In 1373, he was sent to Barcelona to preach, despite the fact that he held only deacon’s orders. The city, laid low by a famine, was desperately awaiting overdue shipments of corn. Vincent foretold in a sermon that the ships would come before night, and although he was rebuked by his superior for making such a prediction, the ships arrived that day. The joyful people rushed to the priory to acclaim Vincent a prophet. The prior, however, thought it would be wise to transfer him away from such adulation.
Another story tells us that some street urchins drew his attention to one of their gang who was stretched out in the dust, pretending to be dead, near the port of Grao: “He’s dead, bring him back to life!” they cried.
“Ah,” replied Vincent, “he was playing dead but the, look, he did die.” This is how one definitely nails a lie: by regarding it as a truth. And it turned out to be true, the boy was quite dead. Everyone was gripped with fear. They implored Vincent to do something. God did. He raised him up.
In 1376, Vincent was transferred to Toulouse for a year, and continued his education. Having made a particular study of Scripture and Hebrew, Vincent was well-equipped to preach to the Jews. He was ordained a priest at Barcelona in 1379, and became a member of Pedro (Peter) Cardinal de Luna’s court–the beginning of a long friendship that was to end in grief for both of them. (Cardinal de Luna had voted for Pope Urban VI in 1378, but convinced that the election had been invalid, joined a group of cardinals who elected Robert of Geneva as Pope Clement VII later in the same year; thus, creating a schism and the line of Avignon popes.)
After being recalled to his own country, Vincent preached very successfully at the cathedral in Valencia from 1385-1390, and became famed for his eloquence and effectiveness at converting Jews–Rabbi Paul of Burgos, the future bishop of Cartagena was one of Vincent’s 30,000 Jewish and Moorish converts–and reviving the faith of those who had lapsed. His numerous miracles, the strength and beauty of his voice, the purity and clarity of his doctrine, combined to make his preaching effective, based as it was on a firm foundation of prayer.

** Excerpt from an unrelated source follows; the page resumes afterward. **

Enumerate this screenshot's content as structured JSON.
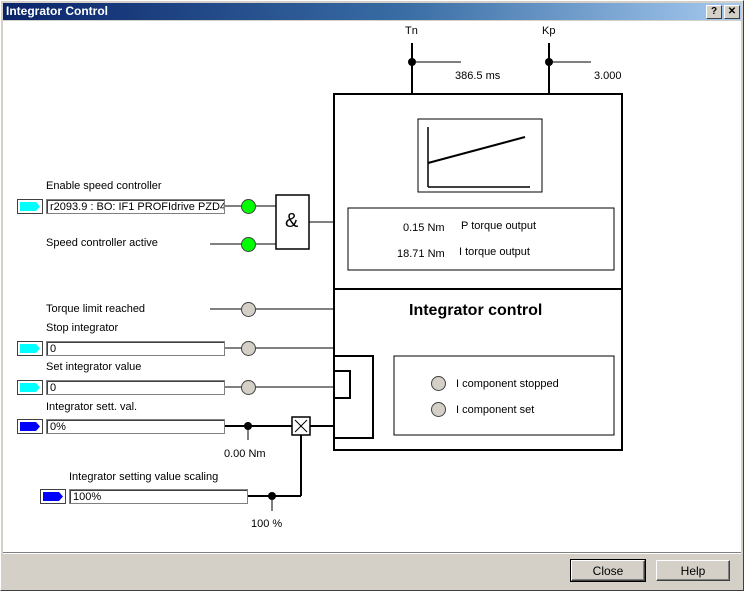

Of course, Vincent’s success as a preacher drew the envy of others and earned him slander and calumny. His colleagues believed that they could make amends for the calumny by making him prior of their monastery in Valencia. He did withdraw for a time into obscurity. But he was recalled to preach the Lenten sermons of 1381 in Valencia, and he could not refuse to employ the gift of speech which drew to him the good and simple people as well as the captious pastors, the canons, and the skeptical savants of the Church.
Peter de Luna, a stubborn and ambitious cardinal, made Vincent part of his baggage, so to speak; because from 1390 on, Vincent preached wherever Peter de Luna happened to be, including the court of Avignon, where Vincent enjoyed the advantage of being confessor to the pope, when Peter de Luna became the antipope Benedict XIII in 1394.
Two evils cried out for remedy in Saint Vincent’s day: the moral laxity left by the great plague, and the scandal of the papal schism. In regard to the first, he preached tirelessly against the evils of the time. That he espoused the cause of the wrong man in the papal disagreement is no argument against Vincent’s sanctity; at the time, and in the midst of such confusion, it was almost impossible to tell who was right and who was wrong. The memorable thing is that he labored, with all the strength he could muster, to bring order out of chaos. Eventually, Vincent came to believe that his friend’s claims were false and urged de Luna to reconcile himself to Urban VI.
He acted as confessor to Queen Yolanda of Aragon from 1391 to 1395. He was accused to the Inquisition of heresy because he taught that Judas had performed penance, but the charge was dismissed by the antipope Benedict XIII, who burned the Inquisition’s dossier on Vincent and made him his confessor.
Benedict offered Vincent a bishopric, but refused it. Distressed by the great schism and by Benedict’s unyielding position, he advised him to confer with his Roman rival. Benedict refused. Reluctantly, Vincent was obliged to abandon de Luna in 1398. The strain of this conflict between friendship and truth caused Vincent to become dangerously ill in 1398. During his illness, he experienced a vision in which Christ and Saints Dominic and Francis instructed him to preach penance whenever and wherever he was needed, and he was miraculously cured.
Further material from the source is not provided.